Fehler aber darf man nicht negieren und unter den Teppich kehren. Fehler gilt es zu benennen, zu analysieren und damit möglichst nicht zu wiederholen. Oder noch besser: Aus den Fehlern anderer soweit lernen, dass man sie selbst nicht mehr zu machen braucht. So freue ich mich über jeden Fehler, den Sie nicht machen – weil er mir bereits unterlaufen ist.
 
Die Fehler basieren zum einen darauf, dass wir schon bei der Aufnahme von Informationen versagen und zum anderen bei der Entscheidungsfindung. Ersteres ist in Heuristiken begründet, die wir anwenden, um zu überleben. Und die heute noch so funktionieren, wie vor tausenden von Jahren… Deshalb geht es im nächsten Teil um diese Heuristiken!
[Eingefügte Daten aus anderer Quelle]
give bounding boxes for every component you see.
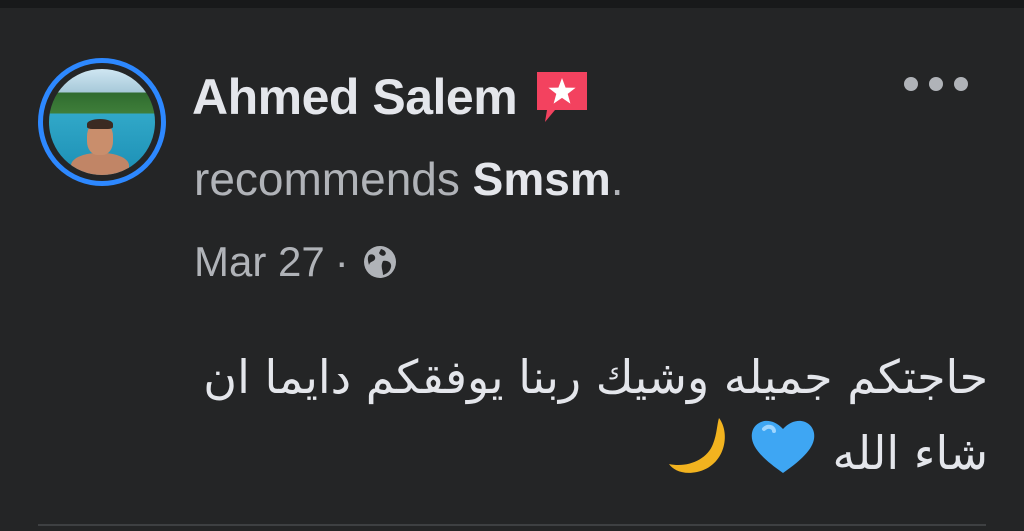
post-text-line-2-text: شاء الله [832,426,989,480]
top-bar [0,0,1024,8]
divider [38,524,986,526]
post-text-line-2: شاء الله [100,414,988,499]
action-text: recommends [194,153,460,205]
author-name[interactable]: Ahmed Salem [192,68,518,126]
meta-separator: · [334,238,349,285]
post-body: حاجتكم جميله وشيك ربنا يوفقكم دايما ان ش… [100,340,988,499]
post-meta: Mar 27 · [194,238,399,286]
avatar-shoulders [71,153,129,175]
crescent-moon-icon [667,414,733,499]
globe-icon[interactable] [361,243,399,281]
more-options-button[interactable] [904,66,968,102]
author-avatar[interactable] [38,58,166,186]
avatar-photo [49,69,155,175]
dot-icon [929,77,943,91]
timestamp-link[interactable]: Mar 27 [194,238,325,286]
post-text-line-1: حاجتكم جميله وشيك ربنا يوفقكم دايما ان [203,350,988,404]
punctuation: . [610,153,624,205]
recommendation-badge-icon [533,68,591,126]
post-header: Ahmed Salem [192,68,591,126]
dot-icon [954,77,968,91]
page-link[interactable]: Smsm [473,153,611,205]
recommendation-line: recommends Smsm. [194,152,624,206]
avatar-hair [87,119,113,129]
blue-heart-icon [748,415,818,498]
dot-icon [904,77,918,91]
Norbert Betz, Leiter der Handelsüberwachung an der Börse München, setzt sich seit Jahren mit den Psychofallen an der Börse auseinander: als leidenschaftlicher Trader wie als distanzierter Marktbeobachter, als Referent (online und offline) und Autor.
Gemeinsam mit Ulrich Kirstein hat er Börsenpsychologie simplified, 2. Auflage 2015, erschienen im FinanzBuchVerlag, geschrieben. Für die Börse München außderdem das Booklet Psychofallen an der Börse. Wie wir sie erkennen und vermeiden. (2. Auflage 2021)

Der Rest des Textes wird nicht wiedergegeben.